Fieldsteel: Sure, yeah. Electroacoustic music is somewhat of a fluid term, especially to people who are active practitioners. When used in the phrase, “electroacoustic music”, it refers to music which has electronic elements and acoustic elements. And this can take different forms. It can be an acoustic recording which has been electronically processed. It can refer to a piece which involves an unprocessed live performance and a computer simultaneously generating sounds. It’s a pretty loose term, all things considered.

All “chart toppers” undergo rigorous mixing and mastering process, which is all computer aided. But that’s not what we consider electroacoustic music. No one would call the latest, uh, Cardi B, “electroacoustic music”. You’d call it “pop music”. Electroacoustic music refers to what most people would call “academic music”, something that has an experimental angle to it. Something which has a research component to it, something where you’re studying a particular aspect to sound and discovering things and then working them into a creative composition that can be presented or performed.

SP: The idea of academic music and studying sound might be a little hard for some people to conceptualize. Are there any musicians whose output you’d point to as embodying this type of music?

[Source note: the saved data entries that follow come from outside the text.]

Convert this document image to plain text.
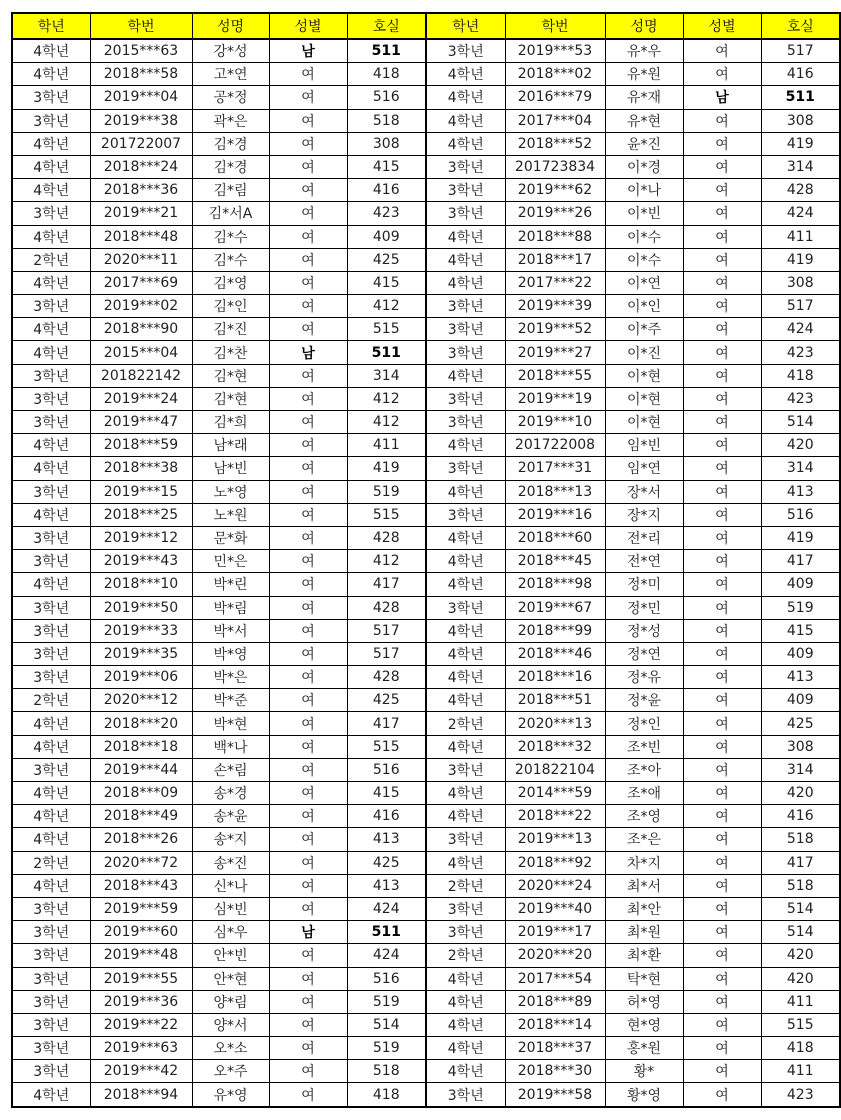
학년	학번	성명	성별	호실	학년	학번	성명	성별	호실
4학년	2015***63	강*성	남	511	3학년	2019***53	유*우	여	517
4학년	2018***58	고*연	여	418	4학년	2018***02	유*원	여	416
3학년	2019***04	공*정	여	516	4학년	2016***79	유*재	남	511
3학년	2019***38	곽*은	여	518	4학년	2017***04	유*현	여	308
4학년	201722007	김*경	여	308	4학년	2018***52	윤*진	여	419
4학년	2018***24	김*경	여	415	3학년	201723834	이*경	여	314
4학년	2018***36	김*림	여	416	3학년	2019***62	이*나	여	428
3학년	2019***21	김*서A	여	423	3학년	2019***26	이*빈	여	424
4학년	2018***48	김*수	여	409	4학년	2018***88	이*수	여	411
2학년	2020***11	김*수	여	425	4학년	2018***17	이*수	여	419
4학년	2017***69	김*영	여	415	4학년	2017***22	이*연	여	308
3학년	2019***02	김*인	여	412	3학년	2019***39	이*인	여	517
4학년	2018***90	김*진	여	515	3학년	2019***52	이*주	여	424
4학년	2015***04	김*찬	남	511	3학년	2019***27	이*진	여	423
3학년	201822142	김*현	여	314	4학년	2018***55	이*현	여	418
3학년	2019***24	김*현	여	412	3학년	2019***19	이*현	여	423
3학년	2019***47	김*희	여	412	3학년	2019***10	이*현	여	514
4학년	2018***59	남*래	여	411	4학년	201722008	임*빈	여	420
4학년	2018***38	남*빈	여	419	3학년	2017***31	임*연	여	314
3학년	2019***15	노*영	여	519	4학년	2018***13	장*서	여	413
4학년	2018***25	노*원	여	515	3학년	2019***16	장*지	여	516
3학년	2019***12	문*화	여	428	4학년	2018***60	전*리	여	419
3학년	2019***43	민*은	여	412	4학년	2018***45	전*연	여	417
4학년	2018***10	박*린	여	417	4학년	2018***98	정*미	여	409
3학년	2019***50	박*림	여	428	3학년	2019***67	정*민	여	519
3학년	2019***33	박*서	여	517	4학년	2018***99	정*성	여	415
3학년	2019***35	박*영	여	517	4학년	2018***46	정*연	여	409
3학년	2019***06	박*은	여	428	4학년	2018***16	정*유	여	413
2학년	2020***12	박*준	여	425	4학년	2018***51	정*윤	여	409
4학년	2018***20	박*현	여	417	2학년	2020***13	정*인	여	425
4학년	2018***18	백*나	여	515	4학년	2018***32	조*빈	여	308
3학년	2019***44	손*림	여	516	3학년	201822104	조*아	여	314
4학년	2018***09	송*경	여	415	4학년	2014***59	조*애	여	420
4학년	2018***49	송*윤	여	416	4학년	2018***22	조*영	여	416
4학년	2018***26	송*지	여	413	3학년	2019***13	조*은	여	518
2학년	2020***72	송*진	여	425	4학년	2018***92	차*지	여	417
4학년	2018***43	신*나	여	413	2학년	2020***24	최*서	여	518
3학년	2019***59	심*빈	여	424	3학년	2019***40	최*안	여	514
3학년	2019***60	심*우	남	511	3학년	2019***17	최*원	여	514
3학년	2019***48	안*빈	여	424	2학년	2020***20	최*환	여	420
3학년	2019***55	안*현	여	516	4학년	2017***54	탁*현	여	420
3학년	2019***36	양*림	여	519	4학년	2018***89	허*영	여	411
3학년	2019***22	양*서	여	514	4학년	2018***14	현*영	여	515
3학년	2019***63	오*소	여	519	4학년	2018***37	홍*원	여	418
3학년	2019***42	오*주	여	518	4학년	2018***30	황*	여	411
4학년	2018***94	유*영	여	418	3학년	2019***58	황*영	여	423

Fieldsteel: There are so many names to pick from. I would definitely put Elainie Lillios at Bowling Green University on my list. And certainly Scott Wyatt. He’s got tons of very masterful electroacoustic compositions. Jeffrey Stolet at the University of Oregon. And Paul Koonce who will have the penultimate piece in our festival.

SP: For a lot of people, “electronic music” conjures up an almost unintelligible, inhuman cacophony of beeps, bloops, scratches and glitches and is generally an unapproachable kind of expression. For others, it a fertile vein of underexplored creative possibility and potential that both reflects and is shaped by humanity’s relationship with technology. What is electronic music to you? Why should people care about it?

Fieldsteel: To me, I just really enjoy creating sounds using computers. It’s an activity which I feel I’ve become very adept with. I’ve gotten to a point, it’s taken a long time, but I feel like I can now imagine a sound and with the hardware and software at my disposal and with the skills I’ve acquired, I can get very close [to creating it], which is cool.

I come from a family of math professors. My parents are both math professors and my brother has a PhD in Math. I was a double major for a while. So, I’ve always been good at analytical thinking and this is just a perfect blend for me. And with a programming language like Supercollider, it’s like I have a third arm and I can do things that people with two arms can’t do [laughs].

But that’s the value it has for me. And I don’t feel nearly as comfortable asserting why it has value for other people because it very well may not. And that’s fine. Some people think of techno and house when they think of electronic music and some people think of bleeps and bloops and a synthesizer just playing by itself in some studio somewhere making the weirdest sounds ever. There are a lot people who have no interest in [electroacoustic music] and that’s fine with me. I’m gonna keep making pieces and write papers and disseminate discoveries and teach and interactive with people who share those interests.

SP: Final Question: why should people come to the festival? As they walk out at the end the performances, how might they expect to feel?

Fieldsteel: It will not be a traditional concert, but it will be very exciting. You’re gonna hear some things that you’ve never heard before. Types of sounds that you wouldn’t expect to be on a concert. So, you should come if you are the adventurous type and you want to hear some new stuff that you may not have ever imagined in your wildest dreams.

The EMS at 60 Festival starts tonight, Friday, November 16th at 8 p.m. It continues tomorrow, November 17th, with shows at 1:30 p.m. and 8 p.m. All shows are free and take place in the Music Auditorium Building.